Therefore, according to an exemplary embodiment of the present invention, the refractive index (n ₁ ) of the shell particles 120 constituting the nanoparticles (100, 100A, see FIGS. 2 and 3) and the refractive index (n ₂ ) of the core particles 110 The larger the difference, the better the reflection characteristics. In a preferred embodiment, the difference between the refractive index (n ₁ ) of the shell particle 120 and the refractive index (n ₂ ) of the core particle 110 may be 0.5 or more, for example, 0.5 to 2.0.

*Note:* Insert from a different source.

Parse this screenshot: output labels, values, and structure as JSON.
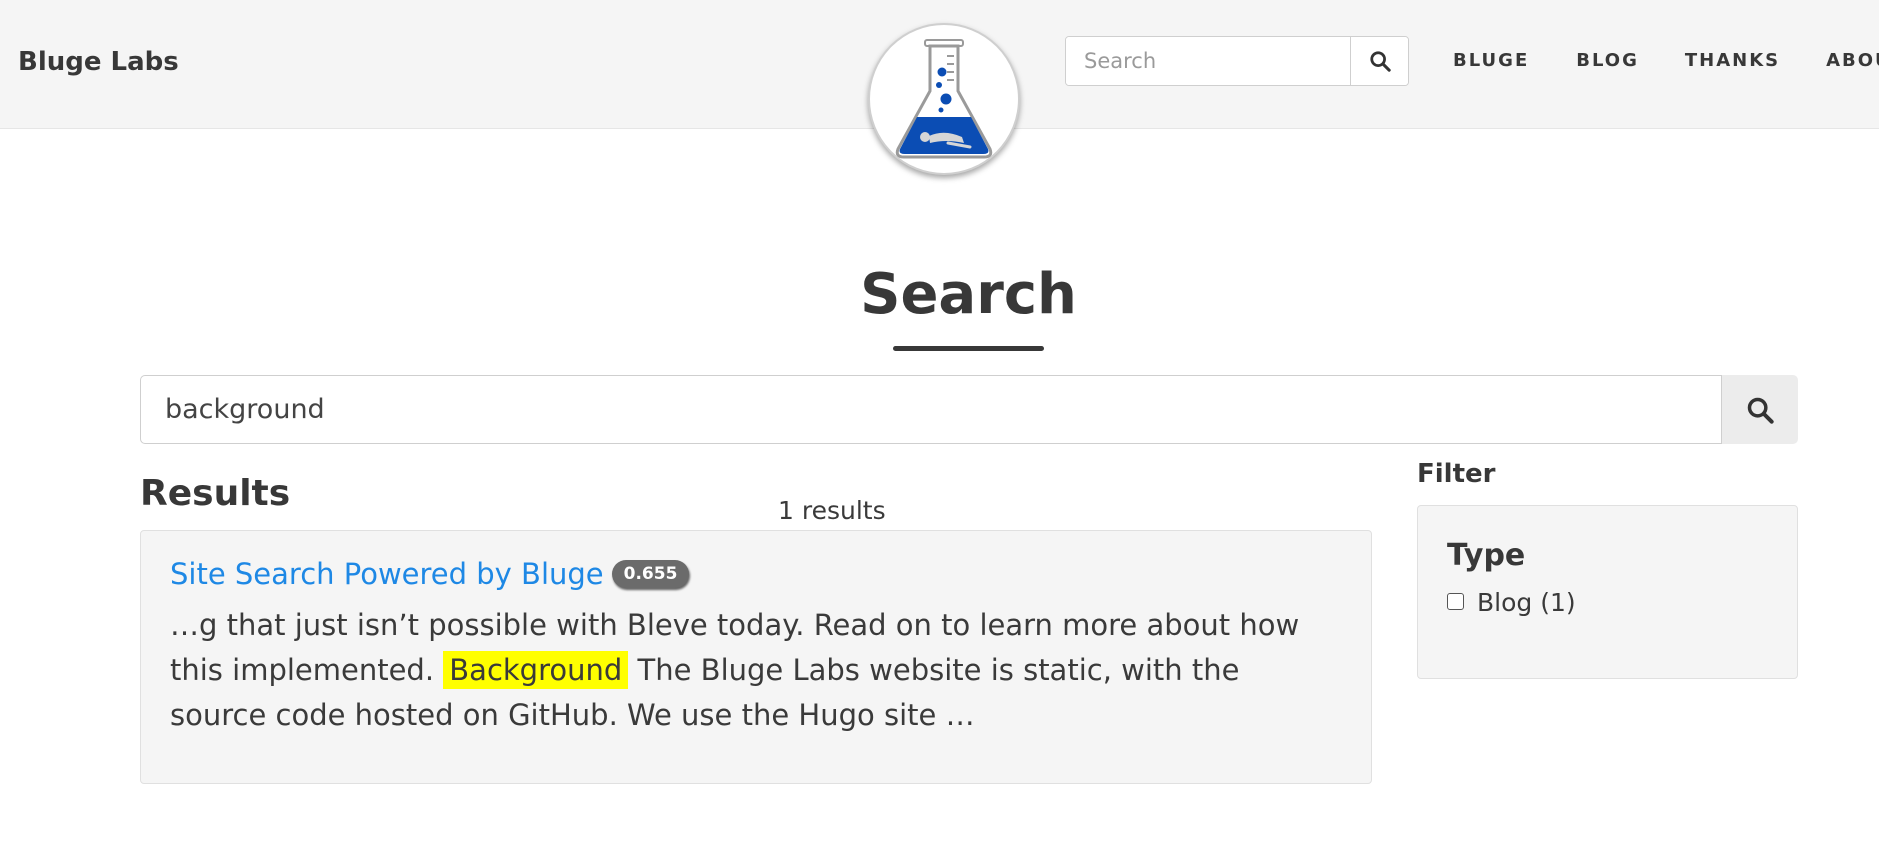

At this time, in one exemplary embodiment, the refractive index (n ₁ ) of the shell particle 120 may be greater than the refractive index (n ₂ ) of the core particle 110. In another example embodiment, the refractive index (n ₂ ) of the core particle 110 may be greater than the refractive index (n ₁ ) of the shell particle 120. For example, according to an exemplary embodiment of the present invention, the refractive index (n ₂ ) of the core particle 110 is greater than the refractive index (n ₁ ) of the shell particle 120. For example, the refractive index (n ₂ ) of the core particles 110 may be 2.0 to 3.5, and the refractive index (n ₁ ) of the shell particles 120 may be 1.3 or more and less than 2.0.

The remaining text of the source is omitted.